So könnten die Grünen den Umfragen zufolge gemeinsam mit der SPD und der CDU eine Regierungsmehrheit stellen. Eine Zusammenarbeit von CDU und Grünen in Brandenburg könnte sich jedoch schwierig gestalten. Zwar bekräftigt inzwischen auch die CDU keine weiteren Siedlungen mehr umsiedeln zu wollen, doch einer Fortführung und Erweiterung des Tagebaus Welzow-Süd erteilen sie keine Absage und verweisen unter anderem auf die Versorgungssicherheit.

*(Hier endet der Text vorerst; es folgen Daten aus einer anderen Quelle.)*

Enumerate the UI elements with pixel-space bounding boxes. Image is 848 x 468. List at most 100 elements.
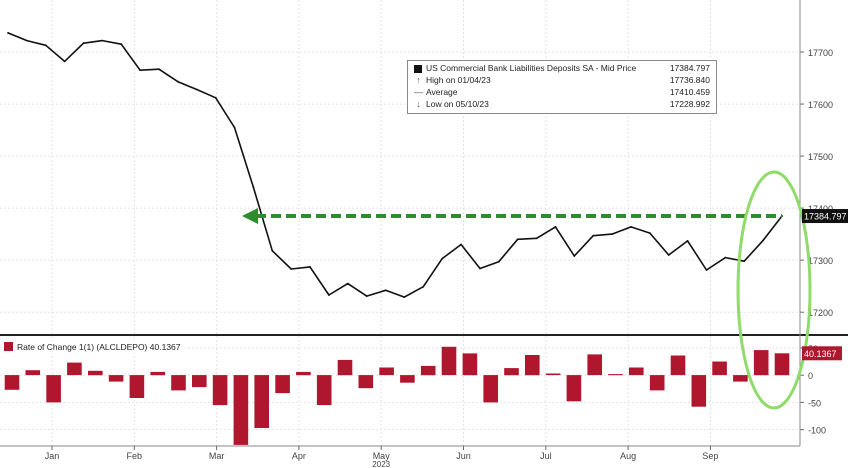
- legend-low-value: 17228.992: [669, 99, 710, 109]
- roc-bar: [67, 362, 82, 376]
- legend-series-value: 17384.797: [669, 63, 710, 73]
- roc-y-tick-label: 0: [808, 371, 813, 381]
- deposits-line: [7, 32, 783, 298]
- roc-bar: [233, 375, 249, 445]
- roc-bar: [316, 375, 332, 406]
- deposits-point: [120, 43, 123, 46]
- roc-bar: [129, 375, 145, 398]
- main-y-tick-label: 17700: [808, 48, 833, 58]
- roc-bar: [337, 359, 353, 376]
- legend-low-label: Low on 05/10/23: [426, 99, 489, 109]
- legend-series-name: US Commercial Bank Liabilities Deposits …: [426, 63, 637, 73]
- deposits-point: [611, 233, 613, 236]
- roc-legend-name: Rate of Change 1(1) (ALCLDEPO): [17, 342, 148, 352]
- deposits-point: [573, 255, 576, 257]
- legend-average-value: 17410.459: [669, 87, 710, 97]
- legend-row-low: ↓ Low on 05/10/23 17228.992: [414, 99, 710, 110]
- roc-bar: [462, 353, 478, 376]
- x-year-label: 2023: [372, 460, 390, 468]
- deposits-point: [479, 267, 481, 270]
- deposits-point: [101, 39, 104, 42]
- legend-row-high: ↑ High on 01/04/23 17736.840: [414, 75, 710, 86]
- deposits-point: [309, 266, 311, 268]
- roc-bar: [4, 375, 20, 390]
- x-month-label: Mar: [209, 451, 225, 461]
- deposits-point: [271, 249, 274, 252]
- deposits-point: [422, 285, 425, 288]
- roc-bar: [88, 370, 103, 376]
- deposits-point: [252, 186, 255, 189]
- deposits-point: [403, 296, 406, 298]
- roc-bar: [441, 346, 457, 376]
- roc-bar: [649, 375, 665, 391]
- deposits-point: [724, 256, 727, 259]
- roc-last-value-flag: [802, 346, 842, 361]
- roc-bar: [46, 375, 61, 403]
- roc-bar: [670, 355, 686, 376]
- roc-y-tick-label: -50: [808, 398, 821, 408]
- deposits-point: [82, 42, 85, 45]
- x-month-label: Jan: [45, 451, 60, 461]
- deposits-point: [384, 289, 387, 292]
- deposits-point: [7, 32, 9, 34]
- main-y-tick-label: 17600: [808, 100, 833, 110]
- roc-y-tick-label: -100: [808, 426, 826, 436]
- roc-bar: [420, 365, 436, 376]
- deposits-point: [516, 238, 519, 241]
- roc-bar: [504, 368, 519, 376]
- deposits-point: [139, 69, 142, 72]
- legend-high-value: 17736.840: [669, 75, 710, 85]
- roc-bar: [566, 375, 582, 402]
- main-last-value-flag: [802, 209, 848, 224]
- roc-swatch-icon: [4, 342, 13, 351]
- deposits-point: [630, 226, 632, 228]
- roc-bar: [150, 371, 165, 376]
- roc-bar: [753, 350, 769, 376]
- deposits-point: [177, 80, 179, 83]
- legend-row-series: US Commercial Bank Liabilities Deposits …: [414, 63, 710, 74]
- roc-bar: [400, 375, 415, 383]
- roc-legend: Rate of Change 1(1) (ALCLDEPO) 40.1367: [4, 341, 185, 353]
- deposits-point: [554, 226, 557, 228]
- roc-bar: [212, 375, 228, 406]
- roc-bar: [545, 373, 561, 376]
- deposits-point: [460, 243, 462, 246]
- legend-high-label: High on 01/04/23: [426, 75, 491, 85]
- roc-bar: [25, 370, 41, 376]
- arrow-up-icon: ↑: [416, 75, 421, 85]
- roc-bar: [587, 354, 602, 376]
- deposits-point: [158, 68, 160, 71]
- roc-bar: [108, 375, 124, 382]
- roc-bar: [774, 353, 790, 376]
- main-y-tick-label: 17500: [808, 152, 833, 162]
- roc-bar: [712, 361, 727, 376]
- deposits-point: [365, 295, 368, 297]
- roc-bar: [254, 375, 269, 428]
- x-month-label: Jul: [540, 451, 552, 461]
- deposits-point: [290, 268, 293, 270]
- roc-bar: [192, 375, 207, 388]
- deposits-point: [667, 254, 670, 256]
- deposits-point: [346, 282, 349, 285]
- roc-bar: [525, 355, 540, 376]
- roc-bar: [733, 375, 748, 382]
- roc-bar: [629, 367, 644, 376]
- deposits-point: [441, 257, 444, 260]
- deposits-point: [649, 232, 651, 235]
- roc-last-value-text: 40.1367: [804, 349, 837, 359]
- main-last-value-text: 17384.797: [804, 212, 847, 222]
- roc-bar: [379, 367, 394, 376]
- legend-average-label: Average: [426, 87, 458, 97]
- x-month-label: Sep: [702, 451, 718, 461]
- deposits-point: [214, 96, 217, 99]
- deposits-point: [705, 269, 708, 271]
- deposits-point: [328, 294, 330, 296]
- roc-bar: [483, 375, 498, 403]
- average-line-icon: —: [414, 87, 423, 97]
- price-legend: US Commercial Bank Liabilities Deposits …: [407, 60, 717, 114]
- x-month-label: Jun: [456, 451, 471, 461]
- deposits-point: [44, 44, 47, 47]
- deposits-point: [762, 239, 764, 242]
- main-y-tick-label: 17200: [808, 308, 833, 318]
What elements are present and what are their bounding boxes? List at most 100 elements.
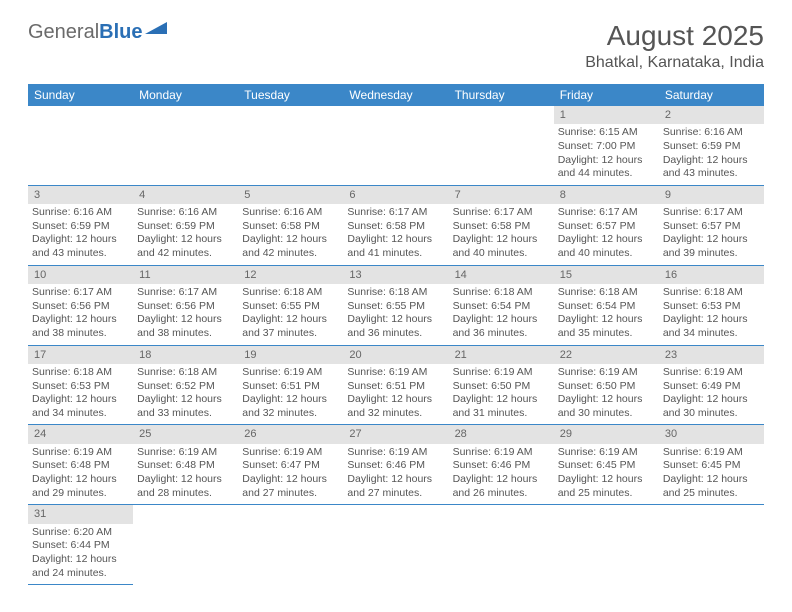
day-number: 8: [554, 186, 659, 204]
day-info: Sunrise: 6:19 AMSunset: 6:46 PMDaylight:…: [449, 444, 554, 505]
calendar-row: 3Sunrise: 6:16 AMSunset: 6:59 PMDaylight…: [28, 185, 764, 265]
calendar-day: 29Sunrise: 6:19 AMSunset: 6:45 PMDayligh…: [554, 425, 659, 505]
day-number: 11: [133, 266, 238, 284]
sunrise-line: Sunrise: 6:18 AM: [453, 286, 550, 300]
sunrise-line: Sunrise: 6:20 AM: [32, 526, 129, 540]
title-block: August 2025 Bhatkal, Karnataka, India: [585, 20, 764, 72]
daylight-line: Daylight: 12 hours and 27 minutes.: [347, 473, 444, 500]
calendar-row: 10Sunrise: 6:17 AMSunset: 6:56 PMDayligh…: [28, 265, 764, 345]
calendar-day: 12Sunrise: 6:18 AMSunset: 6:55 PMDayligh…: [238, 265, 343, 345]
sunset-line: Sunset: 6:44 PM: [32, 539, 129, 553]
day-number: 28: [449, 425, 554, 443]
sunrise-line: Sunrise: 6:18 AM: [242, 286, 339, 300]
daylight-line: Daylight: 12 hours and 41 minutes.: [347, 233, 444, 260]
calendar-day: 2Sunrise: 6:16 AMSunset: 6:59 PMDaylight…: [659, 106, 764, 185]
day-number: 1: [554, 106, 659, 124]
daylight-line: Daylight: 12 hours and 24 minutes.: [32, 553, 129, 580]
day-info: Sunrise: 6:18 AMSunset: 6:55 PMDaylight:…: [343, 284, 448, 345]
daylight-line: Daylight: 12 hours and 38 minutes.: [137, 313, 234, 340]
day-number: 16: [659, 266, 764, 284]
sunset-line: Sunset: 6:48 PM: [137, 459, 234, 473]
logo: GeneralBlue: [28, 20, 171, 44]
sunset-line: Sunset: 6:49 PM: [663, 380, 760, 394]
daylight-line: Daylight: 12 hours and 31 minutes.: [453, 393, 550, 420]
calendar-day: 23Sunrise: 6:19 AMSunset: 6:49 PMDayligh…: [659, 345, 764, 425]
sunrise-line: Sunrise: 6:19 AM: [242, 366, 339, 380]
day-number: 18: [133, 346, 238, 364]
day-info: Sunrise: 6:19 AMSunset: 6:51 PMDaylight:…: [343, 364, 448, 425]
day-info: Sunrise: 6:16 AMSunset: 6:59 PMDaylight:…: [659, 124, 764, 185]
sunrise-line: Sunrise: 6:19 AM: [32, 446, 129, 460]
sunrise-line: Sunrise: 6:19 AM: [663, 366, 760, 380]
day-info: Sunrise: 6:16 AMSunset: 6:59 PMDaylight:…: [28, 204, 133, 265]
calendar-day: 16Sunrise: 6:18 AMSunset: 6:53 PMDayligh…: [659, 265, 764, 345]
day-number: 20: [343, 346, 448, 364]
daylight-line: Daylight: 12 hours and 35 minutes.: [558, 313, 655, 340]
weekday-header: Friday: [554, 84, 659, 106]
sunrise-line: Sunrise: 6:16 AM: [32, 206, 129, 220]
calendar-day: 26Sunrise: 6:19 AMSunset: 6:47 PMDayligh…: [238, 425, 343, 505]
calendar-day: 22Sunrise: 6:19 AMSunset: 6:50 PMDayligh…: [554, 345, 659, 425]
sunrise-line: Sunrise: 6:18 AM: [137, 366, 234, 380]
calendar-row: 31Sunrise: 6:20 AMSunset: 6:44 PMDayligh…: [28, 505, 764, 585]
day-info: Sunrise: 6:17 AMSunset: 6:56 PMDaylight:…: [28, 284, 133, 345]
logo-flag-icon: [145, 20, 171, 38]
day-info: Sunrise: 6:18 AMSunset: 6:53 PMDaylight:…: [28, 364, 133, 425]
weekday-header: Tuesday: [238, 84, 343, 106]
calendar-day: 18Sunrise: 6:18 AMSunset: 6:52 PMDayligh…: [133, 345, 238, 425]
daylight-line: Daylight: 12 hours and 30 minutes.: [663, 393, 760, 420]
weekday-header-row: SundayMondayTuesdayWednesdayThursdayFrid…: [28, 84, 764, 106]
day-number: 7: [449, 186, 554, 204]
sunrise-line: Sunrise: 6:19 AM: [558, 366, 655, 380]
daylight-line: Daylight: 12 hours and 26 minutes.: [453, 473, 550, 500]
calendar-empty-cell: [449, 505, 554, 585]
weekday-header: Wednesday: [343, 84, 448, 106]
day-number: 21: [449, 346, 554, 364]
sunrise-line: Sunrise: 6:19 AM: [453, 446, 550, 460]
day-info: Sunrise: 6:19 AMSunset: 6:51 PMDaylight:…: [238, 364, 343, 425]
day-info: Sunrise: 6:19 AMSunset: 6:45 PMDaylight:…: [659, 444, 764, 505]
day-info: Sunrise: 6:18 AMSunset: 6:54 PMDaylight:…: [554, 284, 659, 345]
daylight-line: Daylight: 12 hours and 40 minutes.: [453, 233, 550, 260]
daylight-line: Daylight: 12 hours and 28 minutes.: [137, 473, 234, 500]
sunrise-line: Sunrise: 6:19 AM: [242, 446, 339, 460]
calendar-day: 1Sunrise: 6:15 AMSunset: 7:00 PMDaylight…: [554, 106, 659, 185]
sunrise-line: Sunrise: 6:17 AM: [137, 286, 234, 300]
sunset-line: Sunset: 6:55 PM: [242, 300, 339, 314]
sunrise-line: Sunrise: 6:19 AM: [347, 446, 444, 460]
daylight-line: Daylight: 12 hours and 36 minutes.: [347, 313, 444, 340]
sunrise-line: Sunrise: 6:16 AM: [137, 206, 234, 220]
calendar-day: 30Sunrise: 6:19 AMSunset: 6:45 PMDayligh…: [659, 425, 764, 505]
day-number: 17: [28, 346, 133, 364]
day-info: Sunrise: 6:19 AMSunset: 6:50 PMDaylight:…: [449, 364, 554, 425]
daylight-line: Daylight: 12 hours and 30 minutes.: [558, 393, 655, 420]
calendar-table: SundayMondayTuesdayWednesdayThursdayFrid…: [28, 84, 764, 585]
sunrise-line: Sunrise: 6:17 AM: [347, 206, 444, 220]
sunrise-line: Sunrise: 6:17 AM: [558, 206, 655, 220]
calendar-day: 27Sunrise: 6:19 AMSunset: 6:46 PMDayligh…: [343, 425, 448, 505]
sunset-line: Sunset: 6:59 PM: [32, 220, 129, 234]
daylight-line: Daylight: 12 hours and 39 minutes.: [663, 233, 760, 260]
daylight-line: Daylight: 12 hours and 42 minutes.: [242, 233, 339, 260]
calendar-day: 24Sunrise: 6:19 AMSunset: 6:48 PMDayligh…: [28, 425, 133, 505]
sunset-line: Sunset: 6:51 PM: [347, 380, 444, 394]
sunset-line: Sunset: 6:48 PM: [32, 459, 129, 473]
calendar-day: 15Sunrise: 6:18 AMSunset: 6:54 PMDayligh…: [554, 265, 659, 345]
day-number: 13: [343, 266, 448, 284]
sunset-line: Sunset: 6:50 PM: [453, 380, 550, 394]
calendar-day: 14Sunrise: 6:18 AMSunset: 6:54 PMDayligh…: [449, 265, 554, 345]
day-number: 10: [28, 266, 133, 284]
day-info: Sunrise: 6:18 AMSunset: 6:55 PMDaylight:…: [238, 284, 343, 345]
day-number: 9: [659, 186, 764, 204]
daylight-line: Daylight: 12 hours and 37 minutes.: [242, 313, 339, 340]
calendar-empty-cell: [343, 106, 448, 185]
day-number: 2: [659, 106, 764, 124]
sunrise-line: Sunrise: 6:19 AM: [347, 366, 444, 380]
day-info: Sunrise: 6:15 AMSunset: 7:00 PMDaylight:…: [554, 124, 659, 185]
sunrise-line: Sunrise: 6:17 AM: [453, 206, 550, 220]
daylight-line: Daylight: 12 hours and 25 minutes.: [558, 473, 655, 500]
calendar-day: 5Sunrise: 6:16 AMSunset: 6:58 PMDaylight…: [238, 185, 343, 265]
sunset-line: Sunset: 6:58 PM: [347, 220, 444, 234]
day-info: Sunrise: 6:17 AMSunset: 6:57 PMDaylight:…: [554, 204, 659, 265]
daylight-line: Daylight: 12 hours and 25 minutes.: [663, 473, 760, 500]
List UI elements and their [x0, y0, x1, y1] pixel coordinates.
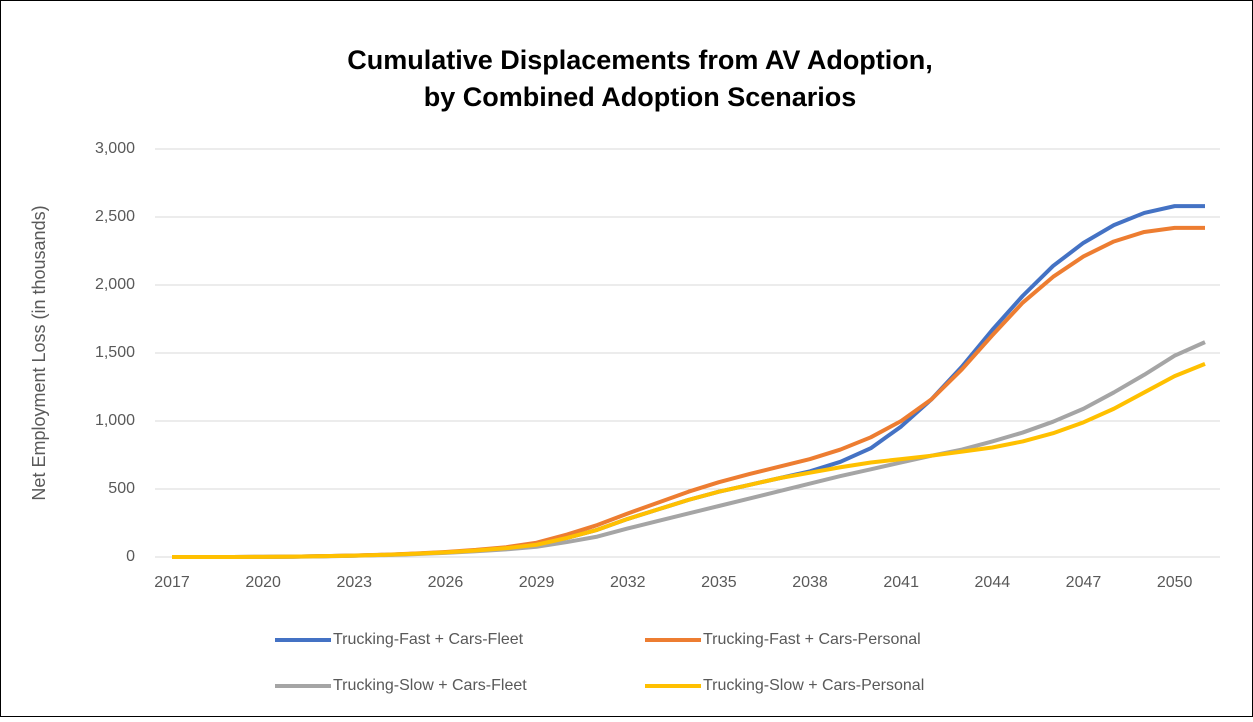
legend-label: Trucking-Slow + Cars-Fleet: [333, 677, 527, 694]
x-tick-label: 2035: [701, 574, 737, 591]
y-tick-label: 500: [108, 480, 135, 497]
x-tick-label: 2017: [154, 574, 190, 591]
x-tick-label: 2032: [610, 574, 646, 591]
x-tick-label: 2050: [1157, 574, 1193, 591]
y-tick-label: 0: [126, 548, 135, 565]
y-tick-label: 3,000: [95, 140, 135, 157]
y-tick-label: 1,000: [95, 412, 135, 429]
x-tick-label: 2038: [792, 574, 828, 591]
y-tick-label: 2,000: [95, 276, 135, 293]
x-tick-label: 2044: [975, 574, 1011, 591]
y-axis-label: Net Employment Loss (in thousands): [29, 205, 49, 500]
chart-title: Cumulative Displacements from AV Adoptio…: [347, 45, 933, 75]
x-tick-label: 2029: [519, 574, 555, 591]
chart-title: by Combined Adoption Scenarios: [424, 82, 857, 112]
x-tick-label: 2020: [245, 574, 281, 591]
legend-label: Trucking-Fast + Cars-Fleet: [333, 631, 524, 648]
legend-label: Trucking-Slow + Cars-Personal: [703, 677, 924, 694]
legend-label: Trucking-Fast + Cars-Personal: [703, 631, 921, 648]
y-tick-label: 1,500: [95, 344, 135, 361]
series-line: [172, 362, 1206, 559]
x-tick-label: 2041: [883, 574, 919, 591]
x-tick-label: 2047: [1066, 574, 1102, 591]
x-tick-label: 2023: [336, 574, 372, 591]
y-tick-label: 2,500: [95, 208, 135, 225]
x-tick-label: 2026: [428, 574, 464, 591]
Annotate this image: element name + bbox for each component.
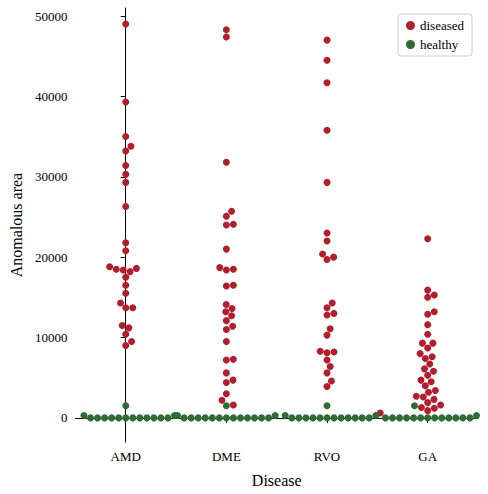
- svg-text:healthy: healthy: [420, 37, 459, 52]
- svg-text:30000: 30000: [35, 169, 68, 184]
- svg-text:40000: 40000: [35, 89, 68, 104]
- svg-text:AMD: AMD: [111, 449, 141, 464]
- svg-text:Anomalous area: Anomalous area: [8, 173, 25, 277]
- svg-text:diseased: diseased: [420, 18, 465, 33]
- svg-text:0: 0: [61, 410, 68, 425]
- svg-text:Disease: Disease: [252, 472, 302, 489]
- svg-text:GA: GA: [418, 449, 437, 464]
- svg-text:50000: 50000: [35, 9, 68, 24]
- svg-text:RVO: RVO: [314, 449, 340, 464]
- svg-text:10000: 10000: [35, 330, 68, 345]
- svg-text:DME: DME: [212, 449, 241, 464]
- svg-text:20000: 20000: [35, 250, 68, 265]
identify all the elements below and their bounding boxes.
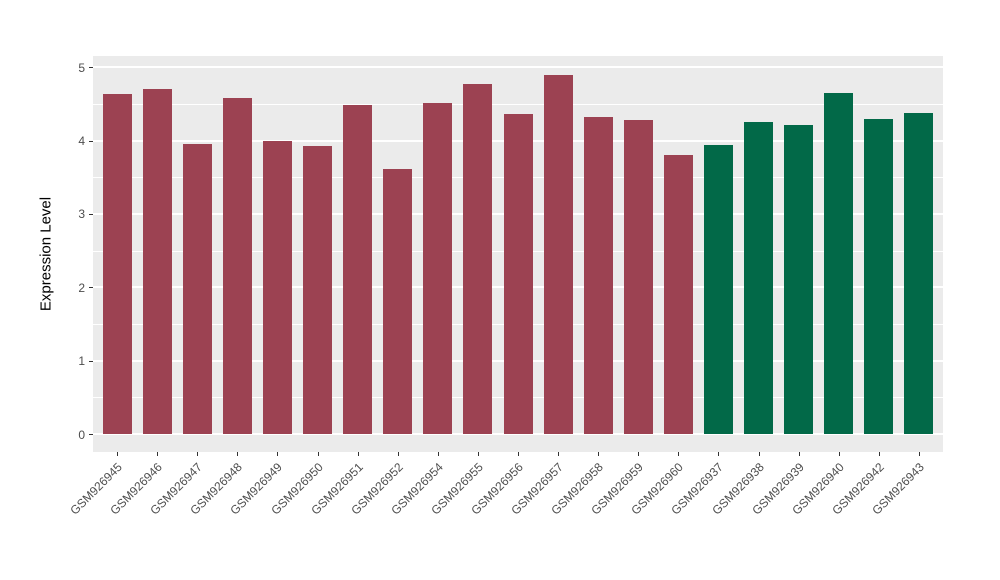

Genau wie die FDP, die in ihrem Wahlprogramm einen Ausstieg aus der Braunkohle „früher oder später“ für unumgänglich hält, gleichzeitig jedoch auf vermeintliche Sicherheit und geringe Kosten durch die fossile Energie verweist, sowie vor „Massenarbeitslosigkeit“ warnt. Ein „behutsamer Ausstieg aus der Kohle“ sei daher vonnöten. Ob die FDP jedoch künftig an einer Regierung beteiligt seien wird, darf bezweifelt werden. Nachdem sie in der vergangenen Legislaturperiode nicht im Parlament vertreten waren, ist nun zwar ein Einzug möglich, mit Prognosen bei 5 Prozent der Stimmen ist ein Dreierbündnis mit der FDP jedoch in keiner Konstellation gegeben.

die Brandenburger Vereinigte Bürgerbewegungen: Das Zündlein an der Waage?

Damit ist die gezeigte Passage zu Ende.